I love water. It’s a joyous, auspicious part of my life.
As a child, water is play, and joy is the uneven, submerged sidewalk, and the jumping both feet first into the deep puddle. As an adult, I thrill of the cacophony of the downpour and the rolling, crackling, earth-shaking thunder, and I smile when I’m caught in unawares in rainfall.
Growing up, I had an endless supply of water to explore. There were lakes everywhere. Lakes in my friends’ backyard. Lakes with loons. Lakes with small, 6-foot sand islands. Lakes with sailboats. Lakes with marshes and reeds.

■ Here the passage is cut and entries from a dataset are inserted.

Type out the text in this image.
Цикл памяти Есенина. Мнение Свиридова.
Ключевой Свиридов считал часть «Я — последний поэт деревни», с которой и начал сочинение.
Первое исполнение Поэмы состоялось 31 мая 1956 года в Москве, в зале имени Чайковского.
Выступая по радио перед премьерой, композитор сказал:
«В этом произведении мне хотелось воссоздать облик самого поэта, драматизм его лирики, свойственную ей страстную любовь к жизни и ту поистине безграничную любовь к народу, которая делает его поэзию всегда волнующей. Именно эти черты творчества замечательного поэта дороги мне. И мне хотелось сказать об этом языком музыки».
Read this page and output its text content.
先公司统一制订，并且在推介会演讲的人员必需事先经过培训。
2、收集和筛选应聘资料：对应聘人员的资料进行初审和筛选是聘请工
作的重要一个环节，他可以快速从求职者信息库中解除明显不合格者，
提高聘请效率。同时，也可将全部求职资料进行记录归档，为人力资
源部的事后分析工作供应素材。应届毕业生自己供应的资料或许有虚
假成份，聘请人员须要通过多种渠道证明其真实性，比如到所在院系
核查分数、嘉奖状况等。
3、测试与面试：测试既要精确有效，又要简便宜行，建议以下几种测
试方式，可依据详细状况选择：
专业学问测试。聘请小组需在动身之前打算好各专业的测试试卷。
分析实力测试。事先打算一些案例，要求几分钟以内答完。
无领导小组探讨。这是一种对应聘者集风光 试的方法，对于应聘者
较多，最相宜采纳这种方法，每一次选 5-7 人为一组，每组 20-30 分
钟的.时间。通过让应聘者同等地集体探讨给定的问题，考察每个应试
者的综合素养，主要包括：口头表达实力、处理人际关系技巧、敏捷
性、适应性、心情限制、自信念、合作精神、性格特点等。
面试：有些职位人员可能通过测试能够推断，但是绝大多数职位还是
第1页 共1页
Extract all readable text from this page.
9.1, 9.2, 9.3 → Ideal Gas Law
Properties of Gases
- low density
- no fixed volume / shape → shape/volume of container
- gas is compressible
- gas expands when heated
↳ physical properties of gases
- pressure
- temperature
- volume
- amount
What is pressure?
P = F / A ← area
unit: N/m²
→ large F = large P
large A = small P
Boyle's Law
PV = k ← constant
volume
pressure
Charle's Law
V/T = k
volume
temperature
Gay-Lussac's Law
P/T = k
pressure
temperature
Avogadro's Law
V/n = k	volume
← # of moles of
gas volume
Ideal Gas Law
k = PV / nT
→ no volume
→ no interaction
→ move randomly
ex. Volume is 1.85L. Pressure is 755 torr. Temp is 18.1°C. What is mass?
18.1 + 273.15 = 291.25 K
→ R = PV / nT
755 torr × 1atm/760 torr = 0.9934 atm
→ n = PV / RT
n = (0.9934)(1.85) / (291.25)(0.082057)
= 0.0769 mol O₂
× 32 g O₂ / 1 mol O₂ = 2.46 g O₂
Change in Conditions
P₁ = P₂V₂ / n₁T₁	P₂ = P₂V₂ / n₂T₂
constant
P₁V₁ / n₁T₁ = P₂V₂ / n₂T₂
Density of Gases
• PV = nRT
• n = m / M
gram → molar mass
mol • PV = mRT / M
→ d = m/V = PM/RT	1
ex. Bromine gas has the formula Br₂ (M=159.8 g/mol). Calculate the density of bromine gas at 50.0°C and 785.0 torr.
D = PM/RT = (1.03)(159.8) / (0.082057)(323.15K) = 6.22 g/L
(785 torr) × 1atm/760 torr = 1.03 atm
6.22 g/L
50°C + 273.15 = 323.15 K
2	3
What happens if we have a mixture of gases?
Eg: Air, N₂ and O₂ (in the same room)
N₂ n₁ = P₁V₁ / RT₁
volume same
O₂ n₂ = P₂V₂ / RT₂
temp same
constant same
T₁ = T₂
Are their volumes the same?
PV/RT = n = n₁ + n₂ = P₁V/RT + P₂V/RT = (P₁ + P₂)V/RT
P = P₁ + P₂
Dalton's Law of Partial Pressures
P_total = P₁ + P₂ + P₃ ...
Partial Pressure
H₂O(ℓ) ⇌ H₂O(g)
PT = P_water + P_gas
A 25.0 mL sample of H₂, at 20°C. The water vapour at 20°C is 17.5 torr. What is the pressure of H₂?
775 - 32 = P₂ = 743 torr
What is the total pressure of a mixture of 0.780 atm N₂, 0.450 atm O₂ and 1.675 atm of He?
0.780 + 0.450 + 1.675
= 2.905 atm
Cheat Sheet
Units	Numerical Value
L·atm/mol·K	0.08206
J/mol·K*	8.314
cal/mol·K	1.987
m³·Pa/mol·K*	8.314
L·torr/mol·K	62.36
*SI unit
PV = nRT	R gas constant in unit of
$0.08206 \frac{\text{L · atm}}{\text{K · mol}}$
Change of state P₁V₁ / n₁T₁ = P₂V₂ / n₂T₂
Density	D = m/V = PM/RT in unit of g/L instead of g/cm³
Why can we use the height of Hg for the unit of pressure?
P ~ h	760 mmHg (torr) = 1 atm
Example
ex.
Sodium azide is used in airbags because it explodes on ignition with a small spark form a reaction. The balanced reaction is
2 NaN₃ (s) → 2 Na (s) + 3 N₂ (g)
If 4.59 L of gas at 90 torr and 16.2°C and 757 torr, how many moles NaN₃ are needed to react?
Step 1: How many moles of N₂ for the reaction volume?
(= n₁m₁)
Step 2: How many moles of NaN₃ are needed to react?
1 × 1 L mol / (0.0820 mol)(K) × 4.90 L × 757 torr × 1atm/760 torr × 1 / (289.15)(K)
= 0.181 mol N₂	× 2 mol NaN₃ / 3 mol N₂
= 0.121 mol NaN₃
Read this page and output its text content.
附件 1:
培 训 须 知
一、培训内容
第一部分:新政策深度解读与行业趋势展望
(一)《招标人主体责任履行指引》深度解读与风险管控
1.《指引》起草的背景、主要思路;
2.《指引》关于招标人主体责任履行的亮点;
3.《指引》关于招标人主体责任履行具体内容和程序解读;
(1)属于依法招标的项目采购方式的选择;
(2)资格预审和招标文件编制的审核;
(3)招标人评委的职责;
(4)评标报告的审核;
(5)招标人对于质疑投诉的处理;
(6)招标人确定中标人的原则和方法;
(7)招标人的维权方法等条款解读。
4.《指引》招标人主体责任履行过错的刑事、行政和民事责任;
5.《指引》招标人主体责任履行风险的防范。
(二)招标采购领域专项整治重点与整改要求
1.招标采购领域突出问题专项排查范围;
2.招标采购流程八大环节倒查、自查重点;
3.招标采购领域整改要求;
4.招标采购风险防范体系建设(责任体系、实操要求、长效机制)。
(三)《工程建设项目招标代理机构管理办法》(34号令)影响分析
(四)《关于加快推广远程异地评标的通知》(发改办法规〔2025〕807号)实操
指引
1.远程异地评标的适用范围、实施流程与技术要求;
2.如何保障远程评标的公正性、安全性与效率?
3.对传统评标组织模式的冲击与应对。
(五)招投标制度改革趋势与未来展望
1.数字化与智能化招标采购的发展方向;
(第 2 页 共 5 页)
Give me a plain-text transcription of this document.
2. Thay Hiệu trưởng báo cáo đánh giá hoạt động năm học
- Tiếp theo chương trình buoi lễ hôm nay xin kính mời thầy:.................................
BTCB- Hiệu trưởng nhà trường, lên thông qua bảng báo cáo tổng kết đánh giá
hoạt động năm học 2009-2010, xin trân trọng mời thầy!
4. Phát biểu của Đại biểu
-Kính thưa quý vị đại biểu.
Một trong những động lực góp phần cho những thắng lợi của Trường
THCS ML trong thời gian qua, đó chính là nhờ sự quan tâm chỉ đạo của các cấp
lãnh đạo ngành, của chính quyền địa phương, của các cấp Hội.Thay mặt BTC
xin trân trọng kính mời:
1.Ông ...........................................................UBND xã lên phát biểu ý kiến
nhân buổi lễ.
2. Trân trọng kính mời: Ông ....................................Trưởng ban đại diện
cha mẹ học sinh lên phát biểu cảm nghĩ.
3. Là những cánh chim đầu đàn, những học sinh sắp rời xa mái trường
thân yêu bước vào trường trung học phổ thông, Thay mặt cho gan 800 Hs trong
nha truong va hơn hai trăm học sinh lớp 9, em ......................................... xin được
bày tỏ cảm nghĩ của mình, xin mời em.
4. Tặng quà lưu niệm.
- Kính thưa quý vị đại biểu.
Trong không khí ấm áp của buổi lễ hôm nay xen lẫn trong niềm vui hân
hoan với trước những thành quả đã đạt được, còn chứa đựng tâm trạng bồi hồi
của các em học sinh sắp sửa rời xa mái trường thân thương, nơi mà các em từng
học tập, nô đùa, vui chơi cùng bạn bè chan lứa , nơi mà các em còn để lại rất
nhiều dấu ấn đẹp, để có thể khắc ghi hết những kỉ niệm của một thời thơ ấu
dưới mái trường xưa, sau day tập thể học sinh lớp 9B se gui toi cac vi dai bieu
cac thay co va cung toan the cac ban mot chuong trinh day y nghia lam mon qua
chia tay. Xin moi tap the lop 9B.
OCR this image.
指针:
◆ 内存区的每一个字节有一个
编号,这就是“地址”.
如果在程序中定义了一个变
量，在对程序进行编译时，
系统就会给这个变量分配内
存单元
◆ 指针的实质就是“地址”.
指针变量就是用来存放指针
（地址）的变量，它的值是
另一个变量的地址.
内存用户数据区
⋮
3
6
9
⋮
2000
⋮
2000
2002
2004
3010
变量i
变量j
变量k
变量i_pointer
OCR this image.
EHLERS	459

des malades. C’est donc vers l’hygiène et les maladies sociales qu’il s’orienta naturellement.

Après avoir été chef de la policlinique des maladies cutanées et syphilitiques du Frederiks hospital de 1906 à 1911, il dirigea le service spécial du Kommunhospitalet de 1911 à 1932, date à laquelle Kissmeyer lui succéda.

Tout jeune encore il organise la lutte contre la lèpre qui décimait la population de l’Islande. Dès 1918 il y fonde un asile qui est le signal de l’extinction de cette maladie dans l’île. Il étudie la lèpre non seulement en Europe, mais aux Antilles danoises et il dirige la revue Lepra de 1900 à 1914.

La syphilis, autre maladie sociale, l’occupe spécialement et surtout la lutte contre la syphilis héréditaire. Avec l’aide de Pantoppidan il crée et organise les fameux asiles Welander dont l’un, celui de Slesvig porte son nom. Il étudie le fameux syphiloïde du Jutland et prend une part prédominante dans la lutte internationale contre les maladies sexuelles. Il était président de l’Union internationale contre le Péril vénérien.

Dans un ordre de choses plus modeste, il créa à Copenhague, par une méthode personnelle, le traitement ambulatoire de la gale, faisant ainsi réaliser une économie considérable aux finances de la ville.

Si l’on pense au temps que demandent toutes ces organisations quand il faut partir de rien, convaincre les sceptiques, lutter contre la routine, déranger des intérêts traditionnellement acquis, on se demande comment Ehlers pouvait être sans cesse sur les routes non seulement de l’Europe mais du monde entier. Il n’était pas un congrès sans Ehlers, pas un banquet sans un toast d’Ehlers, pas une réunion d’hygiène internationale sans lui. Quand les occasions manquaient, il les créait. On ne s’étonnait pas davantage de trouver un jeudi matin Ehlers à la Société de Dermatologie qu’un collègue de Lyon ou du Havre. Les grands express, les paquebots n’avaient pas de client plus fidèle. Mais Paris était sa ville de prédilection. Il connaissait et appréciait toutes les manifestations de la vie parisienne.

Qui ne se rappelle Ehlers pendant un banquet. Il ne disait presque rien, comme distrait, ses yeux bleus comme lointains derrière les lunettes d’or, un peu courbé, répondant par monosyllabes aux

And then there was The Lake. The biggest lake. A lake larger than the seas of faraway lands. A lake so vast you cannot see its end. A lake so powerful you can surf its waves. A lake with its own stories of sunken treasure and shipwrecks. It’s my lake. And it’s so many people’s joy.
You can surf it, patrol on it, commute on it, sail on it, cruise on it, dive in it, swim in it, —and in the winter— you can even walk on it.
When I see my lake, I feel at home. It doesn’t matter from whose shore or what perspective I see it from, my lake makes me feel at home.
Lake Michigan, my lake; my home. The collection of all of the water, and joy and luck, of my life.
Hello, my friend. How I’ve missed you.